I last visited Television Centre with Wendy, a few months before it closed.
We were lucky enough to secure a place on one of the final tours of the building and were fascinated to get an understanding of the mechanics of production of TV shows (and especially news programmes). This aspect was far more interesting to both of us than the celebrity anecdotes, tour of the Match of the Day set, or inevitable visit to the gift shop.
We both felt a little uncomfortable at the tour of the ‘celebrity’ dressing rooms, knowing that they were the settings for sexual abuse: our visit coincided with a 12-month period in which horrific historical examples of abuse at the BBC were being recalled almost daily on the front pages of newspapers. The fabric of the building was also falling apart at the seams, the sense of magic ebbing away with the physical as much as the moral dilapidation.
Towards the end of the tour, we were press-ganged into making up the numbers for the studio audience of a recording of a truly terrible daytime game show which we’ve seen neither hide nor hair of since. In a high-pressured time-limited trivia finale, the host fluffed the reading of almost every question. He then got to record ‘pick-ups’, having a second (and occasionally third) go at reading them correctly. The contestant didn’t get a second go at answering them, and so presumably ended up appearing inexplicably flummoxed by perfectly simple questions, through no fault of her own. “TV magic”, it seems, still favours the “talent”.
This afternoon, Television Centre is quiet. In fact, as I tap away, I’m the only person in the courtyard.
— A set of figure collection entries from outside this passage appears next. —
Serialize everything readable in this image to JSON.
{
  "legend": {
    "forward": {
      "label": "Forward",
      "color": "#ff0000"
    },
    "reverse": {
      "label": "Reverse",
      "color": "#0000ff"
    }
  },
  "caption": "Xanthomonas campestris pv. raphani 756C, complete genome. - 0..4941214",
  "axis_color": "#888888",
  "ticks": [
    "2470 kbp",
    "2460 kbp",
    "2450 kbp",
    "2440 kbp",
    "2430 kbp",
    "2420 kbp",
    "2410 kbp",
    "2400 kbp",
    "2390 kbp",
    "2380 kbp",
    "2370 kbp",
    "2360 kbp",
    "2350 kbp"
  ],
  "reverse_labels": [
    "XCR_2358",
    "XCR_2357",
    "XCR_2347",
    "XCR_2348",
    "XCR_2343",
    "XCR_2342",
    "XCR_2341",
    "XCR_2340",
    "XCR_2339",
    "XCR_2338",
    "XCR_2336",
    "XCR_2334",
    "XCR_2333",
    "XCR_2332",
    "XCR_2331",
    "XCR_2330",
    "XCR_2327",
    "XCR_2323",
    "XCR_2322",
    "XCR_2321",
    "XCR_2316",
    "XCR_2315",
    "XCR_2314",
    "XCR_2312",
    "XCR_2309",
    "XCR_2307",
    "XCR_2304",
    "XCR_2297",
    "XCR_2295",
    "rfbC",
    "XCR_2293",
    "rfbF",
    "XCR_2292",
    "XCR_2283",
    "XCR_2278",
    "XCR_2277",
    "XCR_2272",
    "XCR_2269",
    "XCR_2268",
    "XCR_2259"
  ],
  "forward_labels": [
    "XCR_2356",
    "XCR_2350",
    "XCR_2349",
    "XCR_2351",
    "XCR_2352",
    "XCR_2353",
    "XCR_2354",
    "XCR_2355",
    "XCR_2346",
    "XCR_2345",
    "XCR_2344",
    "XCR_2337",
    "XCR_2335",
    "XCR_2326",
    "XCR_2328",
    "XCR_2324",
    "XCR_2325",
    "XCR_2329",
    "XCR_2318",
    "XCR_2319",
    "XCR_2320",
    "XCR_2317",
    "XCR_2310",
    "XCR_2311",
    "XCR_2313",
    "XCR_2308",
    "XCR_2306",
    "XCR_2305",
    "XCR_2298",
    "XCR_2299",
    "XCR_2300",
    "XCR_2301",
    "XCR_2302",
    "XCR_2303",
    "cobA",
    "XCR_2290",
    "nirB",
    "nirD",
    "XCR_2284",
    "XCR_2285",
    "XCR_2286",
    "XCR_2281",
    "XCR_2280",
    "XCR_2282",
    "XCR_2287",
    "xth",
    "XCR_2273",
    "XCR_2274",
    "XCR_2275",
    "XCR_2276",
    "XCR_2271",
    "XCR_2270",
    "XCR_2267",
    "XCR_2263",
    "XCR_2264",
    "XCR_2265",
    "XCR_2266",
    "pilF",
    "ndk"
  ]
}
At least from the outside, the restoration appears sympathetic. The front of the site looks all the better for the landscaping that has replaced the exterior car park, which also has the effect of making the Centre seem smaller and more intimate.
I expected to feel a certain sense of melancholy from coming to a place to which I once felt such a close connection, knowing that a part of our collective cultural heritage had been auctioned off to the highest bidder and converted into apartments I could never hope to afford. And yet, that is not how I feel.
Perhaps incongruously, I feel a strange sense of satisfaction at seeing the building sympathetically restored. The impression is of quality and accessible historical grandeur, and it feels strangely as though the hope for the future inherent in redevelopment has frightened away the collected ghosts of the past.
It doesn’t feel like a wonderous “TV factory” any more, as it did from a distance in my childhood; but nor does it feel like a tainted crime scene, as it did on my last visit. It feels like a housing development sympathetically built around a listed building—which is, I suppose, exactly what it is.